Negli anni 1939-1941, a ridosso dello scoppio della Seconda Guerra Mondiale, Simone Weil scriveva un breve, intenso saggio dal titolo L’Iliade, poema della forza. Meditando sul capolavoro che, da tremila anni, canta la guerra tra Greci e Troiani, Simone Weil definiva la forza ciò che rende chiunque le sia sottomesso una cosa, pietrificando, diversamente, ma ugualmente, le anime di quelli che la subiscono e di quelli che la usano. La brutalità della guerra nell’Iliade non è taciuta o nascosta; ma nel poema non traspare mai odio o disprezzo per i vinti, né ammirazione per i vincitori: c’è, piuttosto, consapevolezza della reciprocità dei destini di chi viene toccato dalla forza, sia che se ne serva, sia che la subisca, perché è la forza ad esercitare il dominio su ogni cosa.

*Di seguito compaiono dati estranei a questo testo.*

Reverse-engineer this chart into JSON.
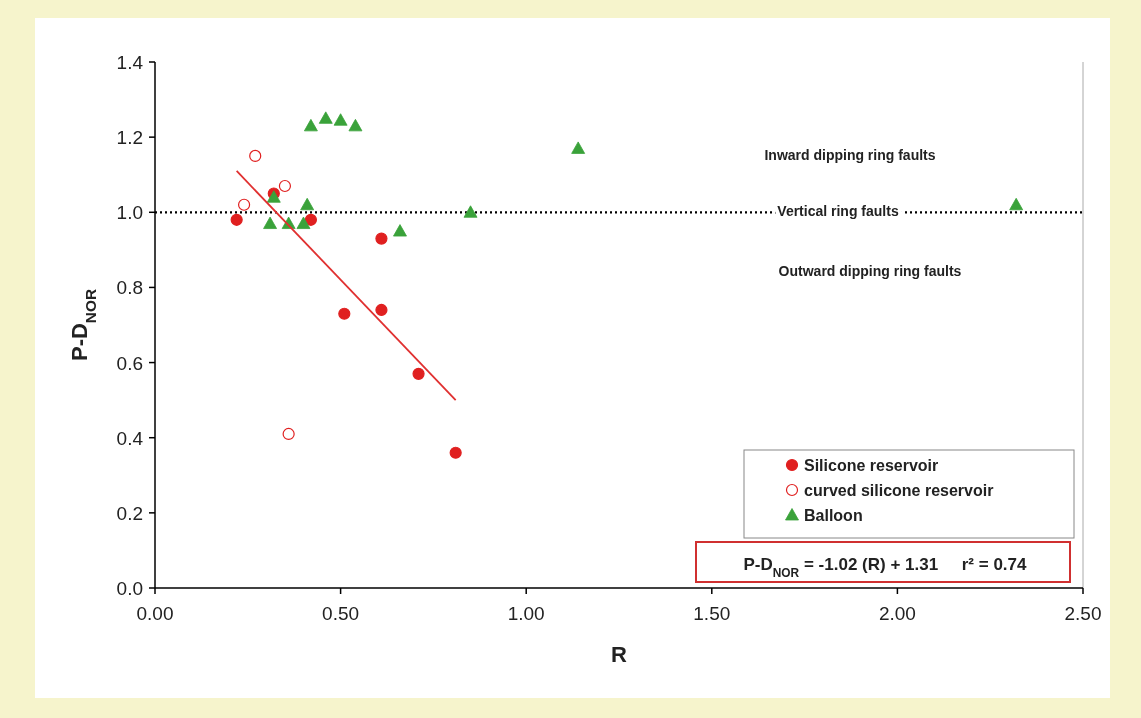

Proprio perché la forza stritola tutti coloro che tocca, non è posseduta da nessuno ed è esteriore tanto rispetto a chi la esercita, come rispetto a chi la soffre, nell’Iliade si fa strada l’idea di un destino sotto il quale i carnefici e le vittime sono del pari innocenti, i vincitori e i vinti fratelli nella stessa miseria. È il sentimento della miseria umana che genera il sentimento della prossimità tra vincitori e vinti; ed è solo guardando la vita da questo punto prospettico che si riesce a superare la fallace illusione di poter tracciare una linea di demarcazione netta tra bontà assoluta e malvagità assoluta.
L’esperienza brutale della guerra tra Greci e Troiani dà forma alla consapevolezza di un destino comune per tutti gli uomini, ugualmente sottomessi alla forza. Nel quadro uniforme d’orrore dispiegato dalla guerra, perciò, l’unica possibilità di salvezza per l’anima umana viene dai gesti di abnegazione e di amore che riescono a superare lo stordimento e l’accanimento della battaglia: il trionfo più puro dell’amore, la grazia suprema delle guerre, è l’amicizia che sale al cuore dei nemici mortali.
E così, proprio dalla consapevolezza che nulla è al riparo dalla sorte fiorisce il lascito più vero del poema: non ammirare mai la forza, non odiare i nemici, non disprezzare gli sventurati.